Accusé d’être au centre d’un réseau de trafic de drogue et d’avoir vidé les caisses de l’Etat, le président mauritanien Mohamed Ould Abdel Aziz est en mauvaise posture. Sa situation est de plus en plus précaire et la tension liée aux évènements du Mali voisin, avec qui la Mauritanie a de grandes frontières, pourrait précipiter sa chute.
Il y a quelques semaines, interrogé sur la situation au Mali, l’homme politique écologiste Noël Mamère déclarait sur la chaîne franco-allemande ARTE que le Président mauritanien Mohamed Ould Abdel Aziz était impliqué dans des affaires de trafic de drogue : « Est-ce que vous imaginez que les Jihadistes vont disparaître et qu’ils ne vont pas se réfugier en Mauritanie, où il y a un président qui est le parrain d’un trafic de drogue par exemple ? »
Une déclaration fracassante qui a fait l’effet d’une bombe en Mauritanie ou la cote d’Aziz était déjà au plus bas. Interrogé par mauriweb, le député français a réitéré ces accusations « Je vous confirme les propos que j’ai tenus concernant le président de la Mauritanie, qui ne font que confirmer ce qui est de notoriété publique » et de préciser le processus en faisant référence aux relations de président mauritanien « avec Hamdi Boucharaya, consul général de Guinée-Bissau, pays aujourd’hui plaque tournante du trafic de la région (…) On ne compte plus ses visites au Palais présidentiel de Nouakchott. C’est véritablement secret de polichinelle que de savoir qu’il a pignon à la Présidence mauritanienne et que le président Aziz ne lésine pas sur les marchés publics attribués en sa faveur sous couvert d’un partenariat avec des sociétés espagnoles comme Atersa photovoltaique, inaugurée récemment par votre premier Ministre», poursuit Noêl Mamère.
Après le député français, c’est au tour de l’opposant Moustapha Limam Chafi, ancien conseiller du président Burkinabè, Blaise Campaoré, de confirmer ces accusations dans une longue interview à rmibiladi « J’ai été informé d’une affaire au Ghana dans laquelle aurait trempé Aziz pendant la période de la transition d’Ely Ould Mohamed Vall. A l’époque le colonel Aziz aurait mandaté un émissaire –dont je préfère taire le nom – afin de le représenter dans une transaction qui semblait illicite. Ses partenaires dans cette affaire disposent encore d’enregistrements accablants…»

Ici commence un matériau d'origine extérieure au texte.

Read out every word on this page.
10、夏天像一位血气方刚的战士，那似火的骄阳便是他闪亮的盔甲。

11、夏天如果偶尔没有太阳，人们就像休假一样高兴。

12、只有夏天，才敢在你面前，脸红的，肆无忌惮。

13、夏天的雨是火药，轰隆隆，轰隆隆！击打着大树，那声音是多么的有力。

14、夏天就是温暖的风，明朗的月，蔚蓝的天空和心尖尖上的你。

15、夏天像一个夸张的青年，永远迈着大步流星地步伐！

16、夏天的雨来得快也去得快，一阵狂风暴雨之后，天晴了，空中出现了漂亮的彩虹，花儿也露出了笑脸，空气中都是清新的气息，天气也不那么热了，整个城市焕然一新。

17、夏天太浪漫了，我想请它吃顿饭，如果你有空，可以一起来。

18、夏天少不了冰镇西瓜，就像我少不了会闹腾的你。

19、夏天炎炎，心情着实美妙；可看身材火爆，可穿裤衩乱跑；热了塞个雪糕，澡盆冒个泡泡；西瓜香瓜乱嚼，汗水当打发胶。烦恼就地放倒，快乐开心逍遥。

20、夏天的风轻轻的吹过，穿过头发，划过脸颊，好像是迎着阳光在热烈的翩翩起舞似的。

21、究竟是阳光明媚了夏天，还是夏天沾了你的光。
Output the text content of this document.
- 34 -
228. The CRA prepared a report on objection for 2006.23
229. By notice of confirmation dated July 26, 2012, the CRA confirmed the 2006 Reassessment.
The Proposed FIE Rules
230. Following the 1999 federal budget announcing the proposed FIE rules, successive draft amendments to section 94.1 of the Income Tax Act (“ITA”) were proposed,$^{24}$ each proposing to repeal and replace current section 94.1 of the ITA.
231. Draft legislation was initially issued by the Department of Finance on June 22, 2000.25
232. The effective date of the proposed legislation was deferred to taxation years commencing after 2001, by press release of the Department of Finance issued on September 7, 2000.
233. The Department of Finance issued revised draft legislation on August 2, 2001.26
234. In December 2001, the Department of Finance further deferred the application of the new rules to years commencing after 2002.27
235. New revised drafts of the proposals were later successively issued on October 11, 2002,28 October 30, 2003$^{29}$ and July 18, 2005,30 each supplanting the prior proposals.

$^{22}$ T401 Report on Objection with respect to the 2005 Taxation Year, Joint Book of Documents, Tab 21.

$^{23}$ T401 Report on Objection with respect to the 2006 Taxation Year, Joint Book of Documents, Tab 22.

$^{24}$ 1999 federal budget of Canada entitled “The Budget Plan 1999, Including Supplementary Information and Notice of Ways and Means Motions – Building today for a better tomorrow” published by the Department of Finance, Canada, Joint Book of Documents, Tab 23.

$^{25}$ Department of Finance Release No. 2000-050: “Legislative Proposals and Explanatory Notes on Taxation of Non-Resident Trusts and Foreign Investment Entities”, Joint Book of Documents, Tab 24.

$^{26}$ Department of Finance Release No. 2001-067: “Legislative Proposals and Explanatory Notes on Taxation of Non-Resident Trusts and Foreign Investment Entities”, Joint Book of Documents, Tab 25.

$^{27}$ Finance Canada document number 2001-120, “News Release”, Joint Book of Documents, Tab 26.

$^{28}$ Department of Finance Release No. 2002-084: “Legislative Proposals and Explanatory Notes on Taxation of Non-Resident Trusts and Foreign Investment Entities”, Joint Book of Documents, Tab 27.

Des accusations pour l’instant restées sans réponse, à tel point que dans une déclaration, la Coordination de l’opposition démocratique (COD), un collectif qui regroupe une douzaine de partis mauritaniens, interpelle le gouvernement pour lui demander une réaction officielle.
Le combat de trop ?
La Mauritanie est dans une situation financière critique, le pouvoir et ses proches sont soupçonnés d’avoir vidé tous les comptes, dont celui de la Banque Centrale de Mauritanie, et les recettes futures comme la gestion des ressources de pêche sont déjà hypothéquées. Une situation qui devient intenable dans un pays déjà sous pression pour sa gestion de l’esclavage et du problème des negro-mauritaniens.
L’étau se resserre autours d’Aziz qui perd chaque jour des soutiens et un peu plus de sa crédibilité. Déjà affaibli fin 2012 par son accident ou tentative d’assassinat selon les interprétations, il est aujourd’hui au centre d’une forte contestation interne. Depuis la semaine dernière les partisans du puissant homme d’affaires Mohamed Ould Bouamatou manifestent en effet à Nouakchott pour appeler à un départ du président mauritanien et la presse mauritanienne jusqu’alors très discrète semble se libérer. Bouamatou, qui avait soutenu et même porté Aziz lors de l’élection de 2009, est aujourd’hui en conflit ouvert avec le pouvoir, trois de ses sociétés faisant actuellement l’objet d’un redressement fiscal pour un montant d’environ 4 milliards d’ouguiyas (13 millions de dollars).
Un nouveau front qui est peut être celui de trop pour Aziz car Mohamed Ould Bouamatou est toujours très écouté à Paris où il ne manque pas de soutien. Et aujourd’hui, la grande question est justement de savoir quelle va être la position de la France qui a besoin que la frontière avec le Mali reste bien étanche. C’est la que la position de Noël Mamère prend toute sa signification : « Est-ce que vous imaginez que les Jihadistes vont disparaitre et qu’ils ne vont pas se réfugier en Mauritanie où il y a un président qui est le parrain d’un trafic de drogue par exemple. Si au départ c’est la seconde partie de la phrase sur le trafic de drogue qui a interpellé, au final la plus importante est sans doute le début concernant les Jihadistes. Ce que les déclarations du député français signifient, c’est finalement qu’il faut un changement de président en Mauritanie pour fermer la frontière.